Tuesday 3 June 2014

Billy’s Twenty-Third Law: Up is hard and slow…Down is fast and easy!

There must be fifty ways to kill your business.
With apologies to Paul Simon

If you are like most entrepreneurs, at least most successful entrepreneurs, you have devoted time, effort and money to build your business.  I know a few people whose businesses were successful very quickly, but I have never met an entrepreneur who didn’t work hard while building the business.  Building a business is tough. It's like riding a bike up hill...slow, hard and painful!
Screwing-up is remarkably easy!  If you have read many of my ‘business laws’, you will quickly notice that there is a split between things you should do and things you should avoid.  If you have any brains at all, take the laws telling you what to do with a grain of salt.  I’m just not that smart.  However, take everything I have written on what not to do and take them to heart! 
When things begin to go downhill, they tend to accelerate.  One year things are looking good, and the next you have lost a key client, have a collections problem and key people quit.  In my experience it is usually that toxic concentration of several things happening simultaneously.  Friends of mine manufactured clothing.  They had a supply disruption caused by the weather in Eastern Canada together with a bad debt.  They couldn’t recover financially and their successful business was out of business within just a few months.
Big companies have the same problems.  Blockbuster went from a single outlet in 1985 to over 6,000 outlets at the beginning of 2010 to bankrupt in 2014.  What’s interesting is that they in 2000 they had the opportunity to purchase Netflix!  (IBM had an opportunity to buy a substantial portion of Microsoft but turned that down as well!)
Hindsight is easy, but it goes to show you just how quickly things can go wrong and go wrong badly.
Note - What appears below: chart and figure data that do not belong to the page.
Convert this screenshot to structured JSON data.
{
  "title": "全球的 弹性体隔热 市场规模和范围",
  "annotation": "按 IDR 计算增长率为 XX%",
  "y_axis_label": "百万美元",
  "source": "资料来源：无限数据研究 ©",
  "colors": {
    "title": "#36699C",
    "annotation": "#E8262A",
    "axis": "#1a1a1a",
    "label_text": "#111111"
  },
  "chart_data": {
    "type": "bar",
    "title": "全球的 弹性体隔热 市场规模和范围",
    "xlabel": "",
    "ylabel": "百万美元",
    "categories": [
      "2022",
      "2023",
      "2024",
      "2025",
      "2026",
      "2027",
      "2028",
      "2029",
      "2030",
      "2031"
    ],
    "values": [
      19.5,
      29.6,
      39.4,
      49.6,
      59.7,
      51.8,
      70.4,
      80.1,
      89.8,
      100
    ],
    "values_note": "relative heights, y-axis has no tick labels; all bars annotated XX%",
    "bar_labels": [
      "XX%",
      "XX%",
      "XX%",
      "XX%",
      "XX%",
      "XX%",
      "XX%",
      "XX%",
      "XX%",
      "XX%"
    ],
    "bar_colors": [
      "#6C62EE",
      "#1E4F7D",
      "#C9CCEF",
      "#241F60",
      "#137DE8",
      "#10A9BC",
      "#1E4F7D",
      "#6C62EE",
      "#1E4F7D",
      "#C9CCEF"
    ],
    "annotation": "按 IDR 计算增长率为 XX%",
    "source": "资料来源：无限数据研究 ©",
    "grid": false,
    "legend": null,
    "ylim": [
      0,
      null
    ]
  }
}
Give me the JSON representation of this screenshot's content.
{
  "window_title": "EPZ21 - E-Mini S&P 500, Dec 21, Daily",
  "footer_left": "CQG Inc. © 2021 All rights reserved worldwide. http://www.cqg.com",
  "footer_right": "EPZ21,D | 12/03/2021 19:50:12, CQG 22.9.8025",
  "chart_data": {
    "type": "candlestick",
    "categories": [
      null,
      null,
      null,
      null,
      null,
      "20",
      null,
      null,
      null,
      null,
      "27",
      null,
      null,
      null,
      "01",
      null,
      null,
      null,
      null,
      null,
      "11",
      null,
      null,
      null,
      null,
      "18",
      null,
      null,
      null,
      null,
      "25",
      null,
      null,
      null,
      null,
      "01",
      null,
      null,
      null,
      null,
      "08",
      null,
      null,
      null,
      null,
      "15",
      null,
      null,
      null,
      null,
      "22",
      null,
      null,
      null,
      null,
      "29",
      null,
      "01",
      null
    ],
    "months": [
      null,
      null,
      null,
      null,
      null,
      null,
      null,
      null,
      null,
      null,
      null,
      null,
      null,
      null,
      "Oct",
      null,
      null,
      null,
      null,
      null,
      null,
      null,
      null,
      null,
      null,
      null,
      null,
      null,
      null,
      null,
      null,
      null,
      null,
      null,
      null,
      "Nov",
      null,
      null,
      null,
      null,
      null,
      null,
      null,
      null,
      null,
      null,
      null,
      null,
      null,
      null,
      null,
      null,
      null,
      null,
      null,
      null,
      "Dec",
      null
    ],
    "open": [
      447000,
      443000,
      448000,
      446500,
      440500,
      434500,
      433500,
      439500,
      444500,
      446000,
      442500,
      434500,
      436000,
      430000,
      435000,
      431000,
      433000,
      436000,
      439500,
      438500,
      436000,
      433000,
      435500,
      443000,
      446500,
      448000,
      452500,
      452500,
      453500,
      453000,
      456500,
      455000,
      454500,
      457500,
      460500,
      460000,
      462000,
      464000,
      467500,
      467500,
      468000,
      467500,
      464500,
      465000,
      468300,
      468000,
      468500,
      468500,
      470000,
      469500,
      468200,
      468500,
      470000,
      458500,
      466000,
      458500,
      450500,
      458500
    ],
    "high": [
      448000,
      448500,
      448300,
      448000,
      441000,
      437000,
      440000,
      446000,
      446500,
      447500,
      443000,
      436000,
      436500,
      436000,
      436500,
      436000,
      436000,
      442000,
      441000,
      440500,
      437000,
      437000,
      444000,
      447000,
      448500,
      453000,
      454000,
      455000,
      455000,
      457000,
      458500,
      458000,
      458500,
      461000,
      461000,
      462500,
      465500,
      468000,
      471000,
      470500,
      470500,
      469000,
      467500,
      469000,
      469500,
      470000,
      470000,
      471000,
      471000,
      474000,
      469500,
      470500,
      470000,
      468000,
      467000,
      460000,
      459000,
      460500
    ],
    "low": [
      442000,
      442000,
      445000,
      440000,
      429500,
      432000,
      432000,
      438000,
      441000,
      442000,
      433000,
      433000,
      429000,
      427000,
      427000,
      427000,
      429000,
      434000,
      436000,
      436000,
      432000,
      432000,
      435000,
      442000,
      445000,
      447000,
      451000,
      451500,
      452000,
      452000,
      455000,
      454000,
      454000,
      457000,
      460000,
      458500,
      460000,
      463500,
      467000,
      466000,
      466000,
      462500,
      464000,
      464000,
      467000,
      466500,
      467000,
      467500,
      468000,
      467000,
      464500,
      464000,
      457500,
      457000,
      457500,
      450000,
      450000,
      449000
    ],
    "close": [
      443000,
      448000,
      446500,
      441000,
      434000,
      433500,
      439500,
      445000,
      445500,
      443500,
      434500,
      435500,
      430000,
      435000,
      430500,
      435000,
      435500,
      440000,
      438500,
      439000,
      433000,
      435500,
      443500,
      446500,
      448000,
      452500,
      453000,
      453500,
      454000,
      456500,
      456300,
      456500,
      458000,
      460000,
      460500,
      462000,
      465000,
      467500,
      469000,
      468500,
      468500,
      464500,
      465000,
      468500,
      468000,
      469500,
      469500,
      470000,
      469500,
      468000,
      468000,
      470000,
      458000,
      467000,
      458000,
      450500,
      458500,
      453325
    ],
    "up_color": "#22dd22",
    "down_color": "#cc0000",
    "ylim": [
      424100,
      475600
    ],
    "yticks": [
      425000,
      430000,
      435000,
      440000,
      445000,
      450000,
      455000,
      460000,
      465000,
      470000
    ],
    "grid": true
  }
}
Dr. Theodore Levitt wrote a seminal article in the Harvard Business Review called Marketing Myopia.  In the article, Dr. Levitt asks the question “What Business are you Really In?”  His example came from the turn of the last century with railroads.  They thought they were in the rail business…not in the transportation business.  They ignored the threat posed by long-haul trucking at their peril.  The Blockbuster story was so similar…they thought they were in the rental business not in the entertainment business.  I know the internet has changed business, but the principles of business do not change.  Applications change, speed really changes but the concepts are true.
Over the next few weeks, I want to present some blogs on ‘minding the store’.  How do you play good defence, while at the same time generating offence or growth? I want to look at some of the big mistakes made by businesses and some of the ways you can mitigate those errors. We can call the next few weeks...Quit Messing Up Your Business!